Book

When is a book more than the sum of its parts? This section looks to theology and drama to explore the idea of "the book" as a whole. It is hard to imagine a more imposing and totalizing text than the 1611 Authorized or "King James" Bible (Item 1). The illustrated title page to the New Testament offers a fantasy of textual integrity. Its decorative elements, which resemble the metal clasps on early bindings, bind together times, authors and books, integrating them under the sign of the ultimate author, God, as represented at the top of the page in the form of the living word or Tetragrammaton. The 1611 Bible was of course Protestant. The smaller Bible printed at Douai for the English Catholic community (not illustrated) offers a competing version, paradoxically, of the quintessential book. The competition is clear, for example, in the Douai's inclusion of II Machabees as part of the authentic whole; the Protestant Bible, as can be seen on the leaf opposite the title page, has appended it to the Old Testament as mere apocrypha.

The relationship between the idea of the book and secular authorship was no less complicated. In 1616, Ben Jonson famously gathered his plays, along with his poems, under the name of "Workes" (Item 2), a word then considered more appropriate to classical authors and more serious kinds of writing. In so doing, he transformed himself from playwright to author, not least by publicly asserting his control over the dissemination of works that, as performance, were primarily understood communally. By asking that his plays be read as part of a whole, Jonson was asking to be read in a radically new way. Such a move made available new perspectives through which to construct dramatic authorship. To take an example from later in the century, a Restoration reader gathered together eight separately printed plays of James Shirley in a single volume (Item 3), adding a rudimentary manuscript table of contents on the front flyleaf. However modest this book may seem in comparison to Jonson's, the compiler has articulated a similar sense of the dramatist's literary authority and similarly allowed the individual parts to constitute a new whole.

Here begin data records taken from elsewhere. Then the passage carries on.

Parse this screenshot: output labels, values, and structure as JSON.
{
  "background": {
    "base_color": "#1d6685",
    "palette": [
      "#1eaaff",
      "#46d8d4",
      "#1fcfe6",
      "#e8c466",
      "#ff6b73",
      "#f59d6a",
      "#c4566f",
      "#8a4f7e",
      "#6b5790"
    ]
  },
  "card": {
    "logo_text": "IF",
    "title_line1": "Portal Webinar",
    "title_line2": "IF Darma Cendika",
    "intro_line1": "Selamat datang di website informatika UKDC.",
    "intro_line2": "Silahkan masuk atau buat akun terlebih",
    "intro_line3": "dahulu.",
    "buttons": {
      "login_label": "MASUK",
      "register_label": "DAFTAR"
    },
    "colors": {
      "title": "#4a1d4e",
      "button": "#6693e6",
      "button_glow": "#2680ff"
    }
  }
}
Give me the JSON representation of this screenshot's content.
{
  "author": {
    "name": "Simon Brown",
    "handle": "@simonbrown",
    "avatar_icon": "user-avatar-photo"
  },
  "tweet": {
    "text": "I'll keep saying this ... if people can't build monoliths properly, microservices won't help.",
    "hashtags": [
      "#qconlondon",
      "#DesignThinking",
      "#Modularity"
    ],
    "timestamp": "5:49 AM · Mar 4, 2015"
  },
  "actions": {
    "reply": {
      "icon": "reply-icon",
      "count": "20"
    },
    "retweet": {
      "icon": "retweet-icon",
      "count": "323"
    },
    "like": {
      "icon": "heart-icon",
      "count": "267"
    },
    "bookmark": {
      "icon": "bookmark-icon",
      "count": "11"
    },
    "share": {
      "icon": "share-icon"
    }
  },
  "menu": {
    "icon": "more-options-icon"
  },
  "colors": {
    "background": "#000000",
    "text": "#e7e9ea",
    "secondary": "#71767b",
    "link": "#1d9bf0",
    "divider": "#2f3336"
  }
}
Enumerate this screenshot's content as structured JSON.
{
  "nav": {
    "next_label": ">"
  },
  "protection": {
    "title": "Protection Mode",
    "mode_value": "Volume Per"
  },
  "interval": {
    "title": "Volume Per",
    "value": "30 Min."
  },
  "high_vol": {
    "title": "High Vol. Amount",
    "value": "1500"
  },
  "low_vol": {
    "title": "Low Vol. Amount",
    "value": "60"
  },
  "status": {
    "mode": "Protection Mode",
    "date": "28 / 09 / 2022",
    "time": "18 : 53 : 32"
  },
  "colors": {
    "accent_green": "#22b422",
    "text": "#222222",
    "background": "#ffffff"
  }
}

The Holy Bible, Conteyning the Old Testament, and the New.

London: by Robert Barker, 1611.

Ben Jonson (1572 - 1637).

The Works of Beniamin Jonson.
London: by W. Stansby, 1616.

James Shirley (1596-1666).

Hide Parke A Comedie.
London: by Tho. Cotes, for Andrew Crooke, and William Cooke, 1637.

Bound together with other separately printed editions of Shirley's plays in a late seventeenth-century volume.